A little update on my latest pieces. I’ve got a new article out about the UK’s Covid-19 Inquiry, which begins its preliminary hearing today. In it, Toby Green and I look at some of the questions the Inquiry should ask — and answer — if it’s serious about addressing the true causes of the pandemic catastrophe. Such as:

  • How and why did Britain’s and the world’s political-scientific establishment cohere around a completely untried and untested model — “national lockdown” — for dealing with the Covid outbreak, which had not only never been implement but had never been conceived of before 2020?
  • Why was the UK’s pre-2020 pandemic planning — which emphasised balancing the costs/benefits of interventions according to the principles of proportionality and flexibility, minimising the disruptions to everyday life, and protecting the vulnerable — thrown out of the window?
  • Why was no risk/benefit analysis conducted in relation to lockdowns given that the collateral damage of the shutting down of society — in terms of physical and mental health, education, culture, the economy, incomes, etc. — was easily predictable and indeed had been predicted?
  • Why were schools and universities closed despite early evidence that Covid was not a risk for children/young adults and that schools were not major sources of spread, and the obvious damage the closure would have on the education and mental health of children/young adults?
  • Why was there an almost exclusive focus on Covid to the detriment of all other aspects of public health, including cancer screening and treatment, diabetes, cardiovascular diseases, childhood vaccinations and mental health — all of which have worsened since the pandemic?

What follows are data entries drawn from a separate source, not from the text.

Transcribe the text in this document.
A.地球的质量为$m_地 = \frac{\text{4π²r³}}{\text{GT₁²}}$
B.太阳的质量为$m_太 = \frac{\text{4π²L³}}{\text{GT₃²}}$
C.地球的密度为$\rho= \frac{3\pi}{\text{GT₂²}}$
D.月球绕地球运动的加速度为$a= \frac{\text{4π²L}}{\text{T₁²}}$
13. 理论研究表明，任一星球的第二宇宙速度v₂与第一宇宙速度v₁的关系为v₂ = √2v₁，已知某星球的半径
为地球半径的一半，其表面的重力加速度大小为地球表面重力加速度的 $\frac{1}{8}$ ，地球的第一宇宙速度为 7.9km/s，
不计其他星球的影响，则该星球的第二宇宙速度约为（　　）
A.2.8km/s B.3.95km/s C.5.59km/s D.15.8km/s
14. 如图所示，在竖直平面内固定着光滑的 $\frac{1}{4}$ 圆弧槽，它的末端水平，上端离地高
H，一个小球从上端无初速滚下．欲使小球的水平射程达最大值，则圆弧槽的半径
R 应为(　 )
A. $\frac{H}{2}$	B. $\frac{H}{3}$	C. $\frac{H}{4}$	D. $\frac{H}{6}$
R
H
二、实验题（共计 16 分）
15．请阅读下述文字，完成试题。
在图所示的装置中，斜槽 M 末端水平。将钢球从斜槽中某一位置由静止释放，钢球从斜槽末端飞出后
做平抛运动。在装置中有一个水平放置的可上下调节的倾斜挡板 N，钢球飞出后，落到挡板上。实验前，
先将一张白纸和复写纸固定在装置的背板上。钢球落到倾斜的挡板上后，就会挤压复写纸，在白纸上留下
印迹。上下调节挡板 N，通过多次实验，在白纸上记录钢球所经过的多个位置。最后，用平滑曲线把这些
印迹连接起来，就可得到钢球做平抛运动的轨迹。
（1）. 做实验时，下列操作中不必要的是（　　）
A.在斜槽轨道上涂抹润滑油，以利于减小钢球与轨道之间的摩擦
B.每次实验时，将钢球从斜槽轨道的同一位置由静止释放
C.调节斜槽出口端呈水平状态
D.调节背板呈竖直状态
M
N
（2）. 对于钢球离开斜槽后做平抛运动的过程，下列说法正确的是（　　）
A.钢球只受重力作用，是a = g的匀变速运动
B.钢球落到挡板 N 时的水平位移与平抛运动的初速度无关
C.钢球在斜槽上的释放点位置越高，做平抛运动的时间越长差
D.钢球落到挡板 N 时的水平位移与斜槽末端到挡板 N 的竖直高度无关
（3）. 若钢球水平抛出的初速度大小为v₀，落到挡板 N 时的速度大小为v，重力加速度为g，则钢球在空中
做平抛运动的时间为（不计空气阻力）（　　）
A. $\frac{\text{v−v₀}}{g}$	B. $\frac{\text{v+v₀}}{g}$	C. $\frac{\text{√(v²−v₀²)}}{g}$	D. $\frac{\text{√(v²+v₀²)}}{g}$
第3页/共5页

You can read the rest of the article here.

I had two more pieces out last week. One was about the surge in anti-migrant protests in Britain, where I argue that it’s not primarily driven by racism — but by a desire to have a say over the form, pace and scale of immigration.

The other one was about the New York Times’s decision to take the European Commission to court over Ursula von der Leyen’s refusal to release the text messages she exchanged with Pfizer CEO Albert Bourla, in which she personally negotiated the purchase of up to 1.8 billion doses of the BioNTech/Pfizer vaccine. This is the latest episode in what is shaping up to be one of the most colossal political-corporate scandal in the EU’s history.